2.  Use your resources

Most college athletics teams have a tab on their website for prospective students. In this tab, there may be a questionnaire listed. Make sure to fill out these questionnaires for all your schools. Coaches do look at these and it gives them a general idea of who you are. You give them the basics of GPA, interested area of study, links to highlight reels, club coaches’ contact information, and most importantly YOUR information! This questionnaire alone allowed me to start talking to more colleges freshman year and helps you get on a coach’s radar.

3.  Email is an athlete’s new BFF

Filling out a questionnaire is one way to get on a coach’s radar, but the main form of communication you will talk to your coach by is email. With your excel sheet of your prospective colleges, you can get to emailing all the colleges on that list. It is helpful to make a general template to use to email these schools. List your name, club / team, upcoming tournaments / games, GPA, any accomplishments, and express your interest in the school. It is imperative to keep consistent communication with the coach. And do not be afraid, they want to hear from you!

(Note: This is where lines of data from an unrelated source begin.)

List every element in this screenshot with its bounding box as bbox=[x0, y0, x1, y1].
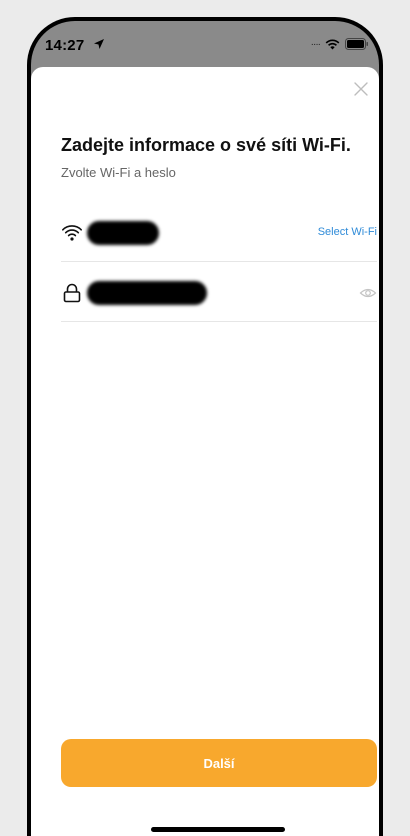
cellular-dots-icon: ···· bbox=[310, 38, 321, 50]
status-bar: 14:27 ···· bbox=[31, 21, 379, 65]
next-button[interactable]: Další bbox=[61, 739, 377, 787]
wifi-setup-sheet: Zadejte informace o své síti Wi-Fi. Zvol… bbox=[31, 67, 379, 836]
wifi-network-row[interactable]: Select Wi-Fi bbox=[61, 204, 377, 262]
page-title: Zadejte informace o své síti Wi-Fi. bbox=[61, 135, 351, 155]
select-wifi-link[interactable]: Select Wi-Fi bbox=[318, 226, 377, 238]
lock-icon bbox=[63, 283, 81, 303]
close-icon[interactable] bbox=[351, 79, 371, 99]
location-arrow-icon bbox=[94, 39, 104, 49]
wifi-password-row[interactable] bbox=[61, 264, 377, 322]
wifi-password-field[interactable] bbox=[87, 281, 211, 307]
eye-icon[interactable] bbox=[359, 286, 377, 300]
phone-screen: 14:27 ···· Zadejte informace o své síti … bbox=[31, 21, 379, 836]
battery-icon bbox=[345, 38, 368, 50]
divider bbox=[61, 261, 377, 262]
home-indicator bbox=[151, 827, 285, 832]
status-icons: ···· bbox=[311, 38, 369, 50]
status-time: 14:27 bbox=[45, 37, 85, 54]
wifi-icon bbox=[325, 39, 340, 49]
page-subtitle: Zvolte Wi-Fi a heslo bbox=[61, 165, 176, 180]
wifi-icon bbox=[62, 225, 82, 241]
wifi-ssid-field[interactable] bbox=[87, 221, 163, 247]
divider bbox=[61, 321, 377, 322]
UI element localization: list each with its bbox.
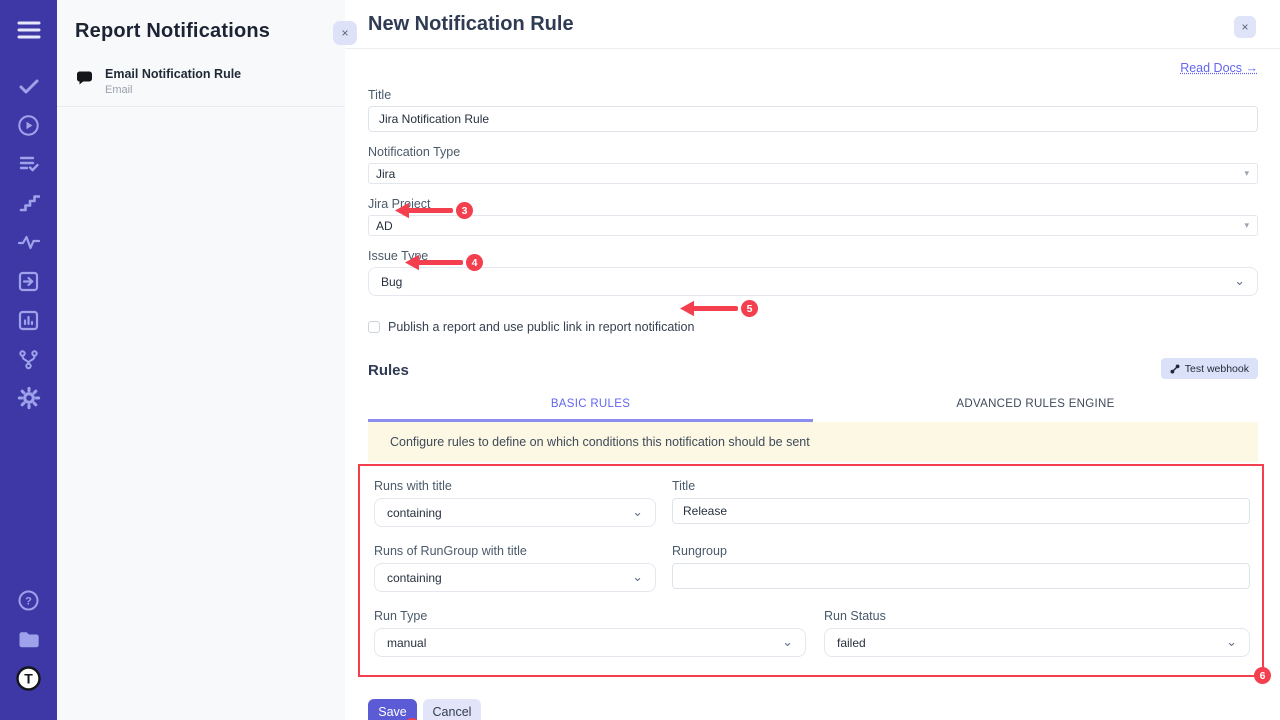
main-header: New Notification Rule × bbox=[345, 0, 1280, 49]
test-list-icon[interactable] bbox=[16, 151, 42, 177]
tab-advanced-rules-engine[interactable]: ADVANCED RULES ENGINE bbox=[813, 391, 1258, 422]
app-logo[interactable]: T bbox=[16, 665, 42, 691]
webhook-icon bbox=[1170, 364, 1180, 374]
chevron-down-icon: ⌄ bbox=[1226, 634, 1237, 650]
runs-with-title-label: Runs with title bbox=[374, 479, 656, 493]
panel-title: Report Notifications bbox=[57, 0, 345, 43]
settings-gear-icon[interactable] bbox=[16, 385, 42, 411]
run-title-label: Title bbox=[672, 479, 1250, 493]
rules-tabs: BASIC RULES ADVANCED RULES ENGINE bbox=[368, 391, 1258, 422]
run-type-select[interactable]: manual ⌄ bbox=[374, 628, 806, 657]
rules-header: Rules Test webhook bbox=[368, 358, 1258, 379]
rungroup-with-title-label: Runs of RunGroup with title bbox=[374, 544, 656, 558]
chevron-down-icon: ⌄ bbox=[632, 504, 643, 520]
runs-with-title-select[interactable]: containing ⌄ bbox=[374, 498, 656, 527]
svg-text:?: ? bbox=[25, 595, 32, 607]
cancel-button[interactable]: Cancel bbox=[423, 699, 481, 720]
title-label: Title bbox=[368, 88, 1258, 102]
branch-icon[interactable] bbox=[16, 346, 42, 372]
publish-report-row: Publish a report and use public link in … bbox=[368, 320, 1258, 334]
notification-type-select[interactable]: Jira ▾ bbox=[368, 163, 1258, 184]
chevron-down-icon: ⌄ bbox=[782, 634, 793, 650]
rungroup-input[interactable] bbox=[672, 563, 1250, 589]
jira-project-select[interactable]: AD ▾ bbox=[368, 215, 1258, 236]
rules-heading: Rules bbox=[368, 362, 409, 379]
hamburger-menu-icon[interactable] bbox=[16, 17, 42, 43]
rules-info-banner: Configure rules to define on which condi… bbox=[368, 422, 1258, 462]
run-status-select[interactable]: failed ⌄ bbox=[824, 628, 1250, 657]
help-icon[interactable]: ? bbox=[16, 587, 42, 613]
dialog-close-button[interactable]: × bbox=[1234, 16, 1256, 38]
run-box-icon[interactable] bbox=[16, 268, 42, 294]
page-title: New Notification Rule bbox=[345, 0, 1280, 36]
folder-icon[interactable] bbox=[16, 626, 42, 652]
chevron-down-icon: ⌄ bbox=[632, 569, 643, 585]
form-actions: Save 7 Cancel bbox=[368, 699, 1258, 720]
list-item-subtitle: Email bbox=[105, 84, 241, 96]
publish-report-label: Publish a report and use public link in … bbox=[388, 320, 694, 334]
rungroup-with-title-select[interactable]: containing ⌄ bbox=[374, 563, 656, 592]
select-caret-icon: ▾ bbox=[1244, 168, 1249, 179]
check-icon[interactable] bbox=[16, 73, 42, 99]
list-item-email-notification-rule[interactable]: Email Notification Rule Email bbox=[57, 59, 345, 107]
chevron-down-icon: ⌄ bbox=[1234, 273, 1245, 289]
left-nav-sidebar: ? T bbox=[0, 0, 57, 720]
run-type-label: Run Type bbox=[374, 609, 806, 623]
app-window: ? T Report Notifications × Email Notific… bbox=[0, 0, 1280, 720]
tab-basic-rules[interactable]: BASIC RULES bbox=[368, 391, 813, 422]
list-item-title: Email Notification Rule bbox=[105, 67, 241, 81]
play-circle-icon[interactable] bbox=[16, 112, 42, 138]
issue-type-select[interactable]: Bug ⌄ bbox=[368, 267, 1258, 296]
annotation-box-rules-form: Runs with title containing ⌄ Title Runs … bbox=[358, 464, 1264, 677]
panel-close-button[interactable]: × bbox=[333, 21, 357, 45]
main-content: New Notification Rule × Read Docs → Titl… bbox=[345, 0, 1280, 720]
speech-bubble-icon bbox=[75, 70, 94, 93]
read-docs-link[interactable]: Read Docs → bbox=[1180, 61, 1258, 75]
svg-text:T: T bbox=[24, 670, 33, 686]
test-webhook-button[interactable]: Test webhook bbox=[1161, 358, 1258, 379]
run-title-input[interactable] bbox=[672, 498, 1250, 524]
select-caret-icon: ▾ bbox=[1244, 220, 1249, 231]
save-button[interactable]: Save 7 bbox=[368, 699, 417, 720]
report-notifications-panel: Report Notifications × Email Notificatio… bbox=[57, 0, 345, 720]
run-status-label: Run Status bbox=[824, 609, 1250, 623]
activity-pulse-icon[interactable] bbox=[16, 229, 42, 255]
annotation-badge-6: 6 bbox=[1254, 667, 1271, 684]
jira-project-label: Jira Project bbox=[368, 197, 1258, 211]
notification-type-label: Notification Type bbox=[368, 145, 1258, 159]
title-input[interactable] bbox=[368, 106, 1258, 132]
issue-type-label: Issue Type bbox=[368, 249, 1258, 263]
form-content: Read Docs → Title Notification Type Jira… bbox=[345, 59, 1280, 720]
publish-report-checkbox[interactable] bbox=[368, 321, 380, 333]
reports-chart-icon[interactable] bbox=[16, 307, 42, 333]
rungroup-label: Rungroup bbox=[672, 544, 1250, 558]
steps-icon[interactable] bbox=[16, 190, 42, 216]
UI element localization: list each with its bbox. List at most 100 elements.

4. Becoming a filmmaker and editor

If a college coach cannot come to a game or tournament you are competing in, they have to see you play somehow. It is imperative to start recording your games, tournaments, or even c reps in a private. Once you get this film, it is your responsibility to pick out which clips to use in the highlight reel. Really try to show some versatility in skill. Show how dynamic you are as an athlete. Also make sure to be consistent with your film, try to produce as many reels so you can to send it to your coaches.


Overall, this process is scary for all athletes. The pressure behind this process can be intimidating. Ultimately, it is supposed to be a fun and an exciting chapter for your athletic career. I cannot stress enough that if you have a dream school, do not be afraid to chase your dream! Make those dreams into a reality, so you can be a student-athlete at your dream school. Best of luck!